Denise Nicholas
*Denise Nicolas was born on this date in 1944. She is a Black retired actress and writer.
From Detroit, MI, Nicholas attended the University of Michigan and studied acting in New York. Her stage career began as an apprentice with the Free Southern Theater, touring rural Louisiana and Mississippi during the American Civil Rights Movement. In 1969, she came to television as “Liz McKintyre” on Room 222. The role of the fictional High School’s guidance counselor earned Nicholas two Golden Globe Award nominations. Nicholas also played councilwoman “Harriet DeLong” on the TV series In the Heat of the Night. Her stretch on the TV crime drama included acting, writing six episodes, and a two-hour TV movie.

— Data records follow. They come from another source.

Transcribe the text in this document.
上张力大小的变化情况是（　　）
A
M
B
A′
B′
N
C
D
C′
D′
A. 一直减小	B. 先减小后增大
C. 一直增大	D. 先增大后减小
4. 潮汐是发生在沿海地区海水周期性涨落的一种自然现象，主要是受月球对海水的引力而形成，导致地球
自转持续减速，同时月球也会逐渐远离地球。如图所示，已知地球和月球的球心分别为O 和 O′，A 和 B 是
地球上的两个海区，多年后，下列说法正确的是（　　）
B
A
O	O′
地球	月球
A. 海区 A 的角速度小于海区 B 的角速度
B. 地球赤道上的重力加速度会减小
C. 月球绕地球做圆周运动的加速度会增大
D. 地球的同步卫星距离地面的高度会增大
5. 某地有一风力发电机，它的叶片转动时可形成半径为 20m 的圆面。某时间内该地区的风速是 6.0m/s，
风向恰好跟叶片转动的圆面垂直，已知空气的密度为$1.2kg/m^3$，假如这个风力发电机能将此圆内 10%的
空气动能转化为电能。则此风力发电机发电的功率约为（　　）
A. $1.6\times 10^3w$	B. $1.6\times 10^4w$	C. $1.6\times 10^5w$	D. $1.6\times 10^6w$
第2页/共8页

Nicholas married soul singer-songwriter Bill Withers on January 17, 1973. Their relationship had been volatile before their nuptials. In November 1972, Nicholas reported to authorities that Withers flew to Tucson, Arizona, where she was filming The Soul of Nigger Charley and beat her in her motel room after she threatened to end their relationship over the telephone; she refused to press charges. The marriage ended in divorce, filed in April 1974 and finalized in December 1974. In February 1980, Nicholas's younger sister Michele Burgen, a 26-year-old editor for Ebony magazine, was shot to death. Her body was found in a locked rental car at LaGuardia Airport in New York City. Nicholas and her older brother Otto searched the country for clues, but no suspect was ever tried.

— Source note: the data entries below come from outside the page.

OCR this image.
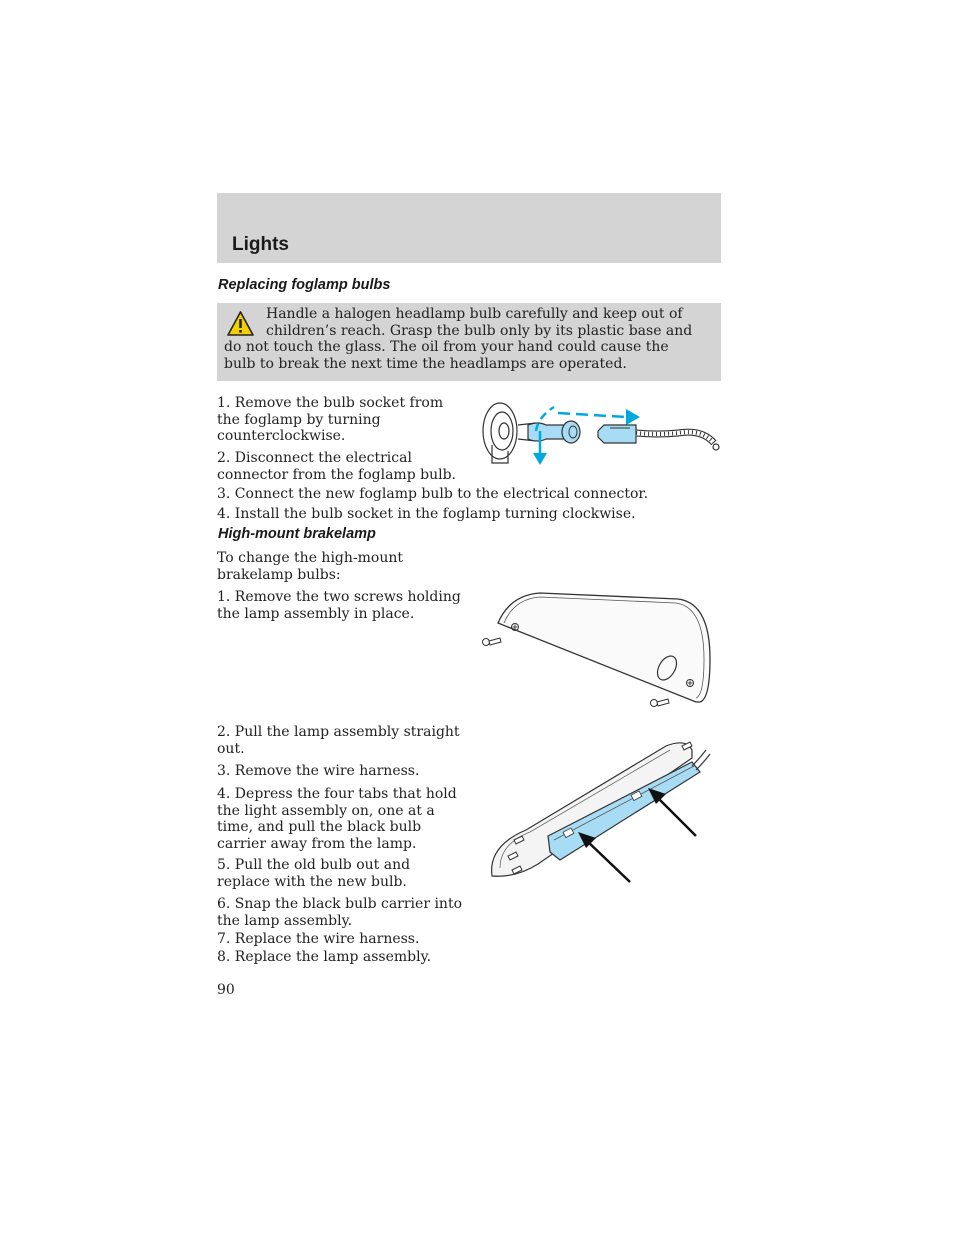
Lights
Replacing foglamp bulbs

Handle a halogen headlamp bulb carefully and keep out of children’s reach. Grasp the bulb only by its plastic base and do not touch the glass. The oil from your hand could cause the bulb to break the next time the headlamps are operated.

1. Remove the bulb socket from the foglamp by turning counterclockwise.

2. Disconnect the electrical connector from the foglamp bulb.

3. Connect the new foglamp bulb to the electrical connector.

4. Install the bulb socket in the foglamp turning clockwise.

High-mount brakelamp

To change the high-mount brakelamp bulbs:

1. Remove the two screws holding the lamp assembly in place.

2. Pull the lamp assembly straight out.

3. Remove the wire harness.

4. Depress the four tabs that hold the light assembly on, one at a time, and pull the black bulb carrier away from the lamp.

5. Pull the old bulb out and replace with the new bulb.

6. Snap the black bulb carrier into the lamp assembly.

7. Replace the wire harness.

8. Replace the lamp assembly.

90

While coping with the loss of her sister, Nicholas met CBS sports anchor Jim Hill at a Sacramento poetry reading in June 1980. They married on Valentine's Day in 1981. The couple separated in October 1981, and she filed for divorce before reconciling soon after. Nicholas filed for divorce for the final time in 1984, and the divorce was finalized in 1987. She enrolled in the Professional Writing Program at the University of Southern California, eventually finding her way to the Journeymen's Writing Workshop under the tutelage of author Janet Fitch. She worked with Fitch for five years. Nicholas also attended the Squaw Valley Community of Writers Workshop, and the Natalie Goldberg Workshop, in Taos, New Mexico.

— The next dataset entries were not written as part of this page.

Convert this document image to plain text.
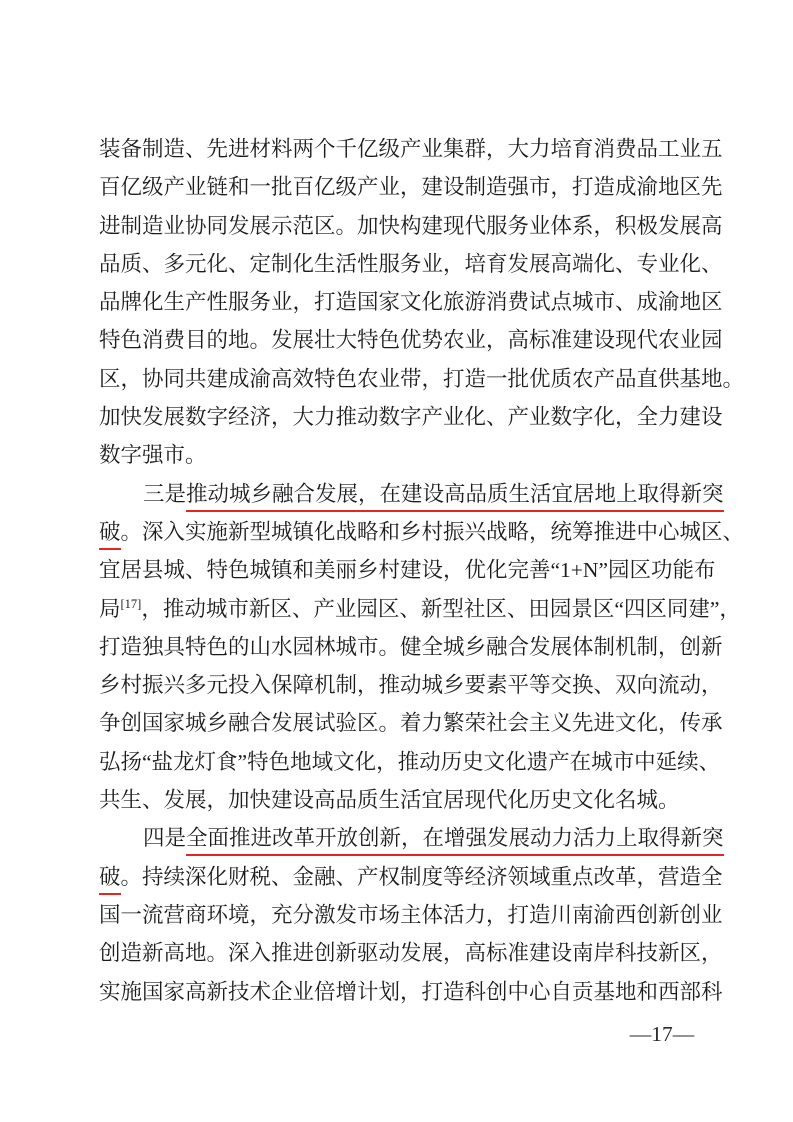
装备制造、先进材料两个千亿级产业集群，大力培育消费品工业五
百亿级产业链和一批百亿级产业，建设制造强市，打造成渝地区先
进制造业协同发展示范区。加快构建现代服务业体系，积极发展高
品质、多元化、定制化生活性服务业，培育发展高端化、专业化、
品牌化生产性服务业，打造国家文化旅游消费试点城市、成渝地区
特色消费目的地。发展壮大特色优势农业，高标准建设现代农业园
区，协同共建成渝高效特色农业带，打造一批优质农产品直供基地。
加快发展数字经济，大力推动数字产业化、产业数字化，全力建设
数字强市。
三是推动城乡融合发展，在建设高品质生活宜居地上取得新突
破。深入实施新型城镇化战略和乡村振兴战略，统筹推进中心城区、
宜居县城、特色城镇和美丽乡村建设，优化完善“1+N”园区功能布
局[17]，推动城市新区、产业园区、新型社区、田园景区“四区同建”，
打造独具特色的山水园林城市。健全城乡融合发展体制机制，创新
乡村振兴多元投入保障机制，推动城乡要素平等交换、双向流动，
争创国家城乡融合发展试验区。着力繁荣社会主义先进文化，传承
弘扬“盐龙灯食”特色地域文化，推动历史文化遗产在城市中延续、
共生、发展，加快建设高品质生活宜居现代化历史文化名城。
四是全面推进改革开放创新，在增强发展动力活力上取得新突
破。持续深化财税、金融、产权制度等经济领域重点改革，营造全
国一流营商环境，充分激发市场主体活力，打造川南渝西创新创业
创造新高地。深入推进创新驱动发展，高标准建设南岸科技新区，
实施国家高新技术企业倍增计划，打造科创中心自贡基地和西部科
—17—
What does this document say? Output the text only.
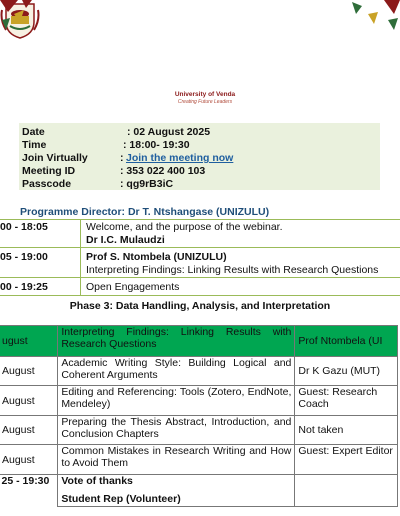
University of Venda
Creating Future Leaders
Date	: 02 August 2025
Time	: 18:00- 19:30
Join Virtually	: Join the meeting now
Meeting ID	: 353 022 400 103
Passcode	: qg9rB3iC
Programme Director: Dr T. Ntshangase (UNIZULU)
00 - 18:05	Welcome, and the purpose of the webinar.
Dr I.C. Mulaudzi
05 - 19:00	Prof S. Ntombela (UNIZULU)
Interpreting Findings: Linking Results with Research Questions
00 - 19:25	Open Engagements
Phase 3: Data Handling, Analysis, and Interpretation
ugust	Interpreting Findings: Linking Results with Research Questions	Prof Ntombela (UI
August	Academic Writing Style: Building Logical and Coherent Arguments	Dr K Gazu (MUT)
August	Editing and Referencing: Tools (Zotero, EndNote, Mendeley)	Guest: Research Coach
August	Preparing the Thesis Abstract, Introduction, and Conclusion Chapters	Not taken
August	Common Mistakes in Research Writing and How to Avoid Them	Guest: Expert Editor
25 - 19:30	Vote of thanks
Student Rep (Volunteer)	
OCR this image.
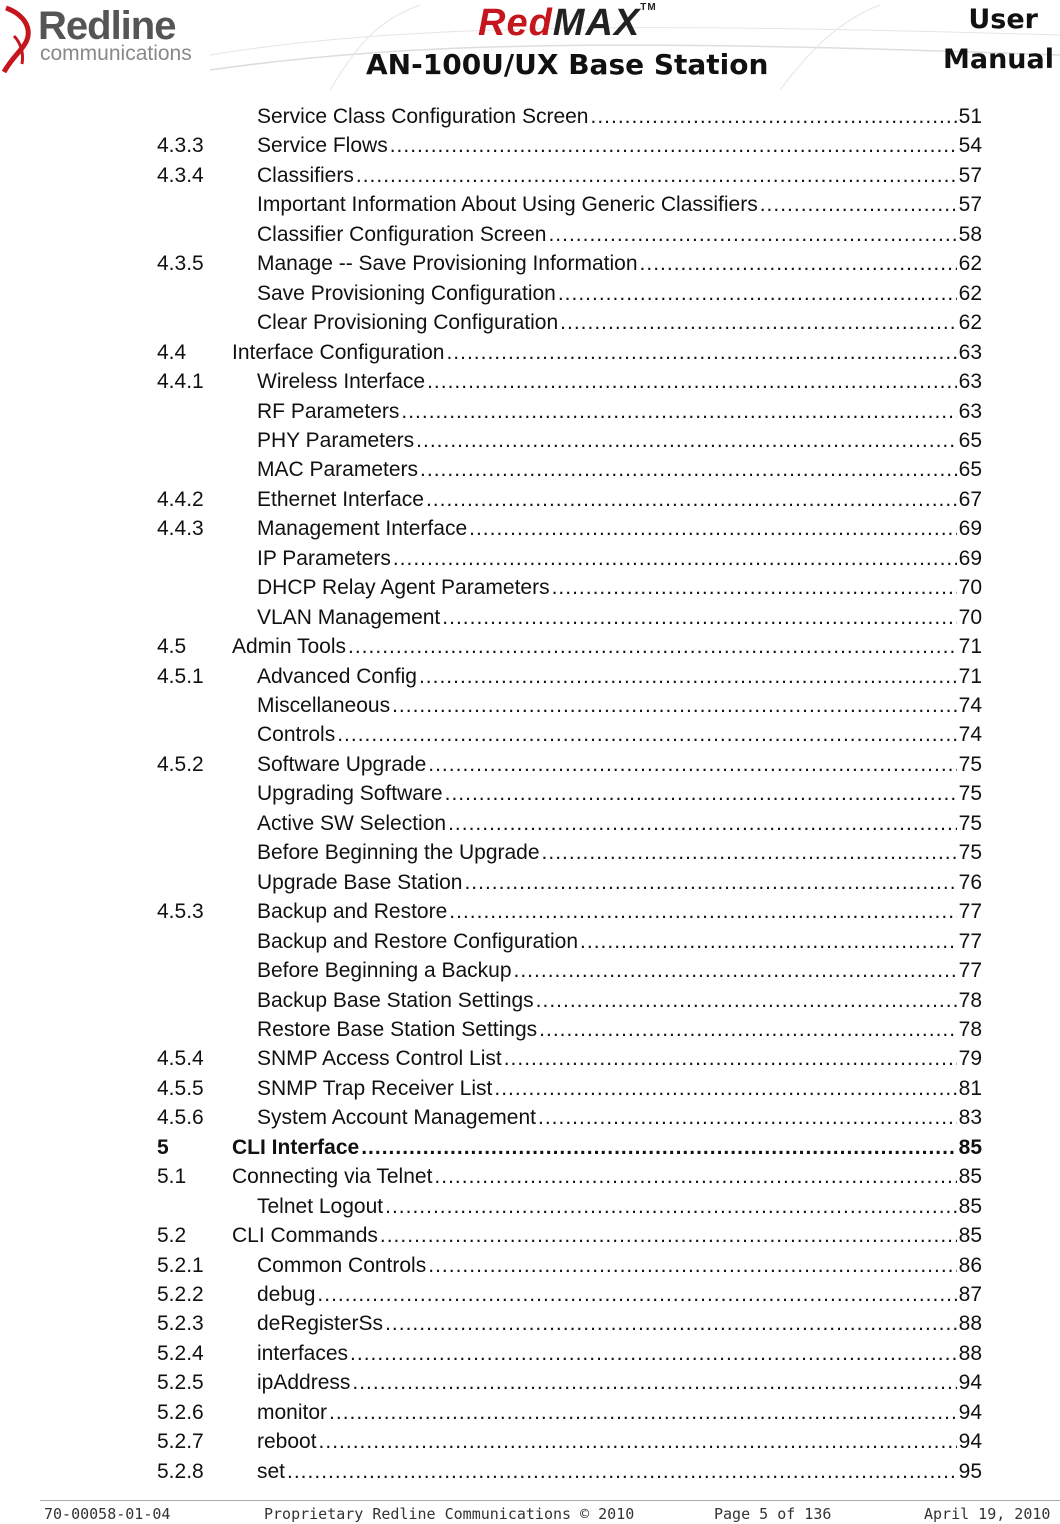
Redline
communications
RedMAX™
AN-100U/UX Base Station
User
Manual
Service Class Configuration Screen .....	51
4.3.3	Service Flows .....	54
4.3.4	Classifiers .....	57
Important Information About Using Generic Classifiers .....	57
Classifier Configuration Screen .....	58
4.3.5	Manage -- Save Provisioning Information .....	62
Save Provisioning Configuration .....	62
Clear Provisioning Configuration .....	62
4.4 Interface Configuration .....	63
4.4.1	Wireless Interface .....	63
RF Parameters .....	63
PHY Parameters .....	65
MAC Parameters .....	65
4.4.2	Ethernet Interface .....	67
4.4.3	Management Interface .....	69
IP Parameters .....	69
DHCP Relay Agent Parameters .....	70
VLAN Management .....	70
4.5 Admin Tools .....	71
4.5.1	Advanced Config .....	71
Miscellaneous .....	74
Controls .....	74
4.5.2	Software Upgrade .....	75
Upgrading Software .....	75
Active SW Selection .....	75
Before Beginning the Upgrade .....	75
Upgrade Base Station .....	76
4.5.3	Backup and Restore .....	77
Backup and Restore Configuration .....	77
Before Beginning a Backup .....	77
Backup Base Station Settings .....	78
Restore Base Station Settings .....	78
4.5.4	SNMP Access Control List .....	79
4.5.5	SNMP Trap Receiver List .....	81
4.5.6	System Account Management .....	83
5	CLI Interface .....	85
5.1 Connecting via Telnet .....	85
Telnet Logout .....	85
5.2 CLI Commands .....	85
5.2.1	Common Controls .....	86
5.2.2	debug .....	87
5.2.3	deRegisterSs .....	88
5.2.4	interfaces .....	88
5.2.5	ipAddress .....	94
5.2.6	monitor .....	94
5.2.7	reboot .....	94
5.2.8	set .....	95
70-00058-01-04	Proprietary Redline Communications © 2010	Page 5 of 136	April 19, 2010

Her first novel, Freshwater Road, was published in August 2005. it received a starred review in Publishers Weekly. It was selected as one of the best books of 2005 by The Washington Post, The Detroit Free Press, The Atlanta Journal-Constitution, Newsday, and The Chicago Tribune. The novel won the Zora Neale Hurston/Richard Wright Award for debut fiction in 2006 and the American Library Association's Black Caucus Award for debut fiction the same year. Brown University commissioned Nicholas to write a staged adaptation of Freshwater Road, which was presented in May 2008.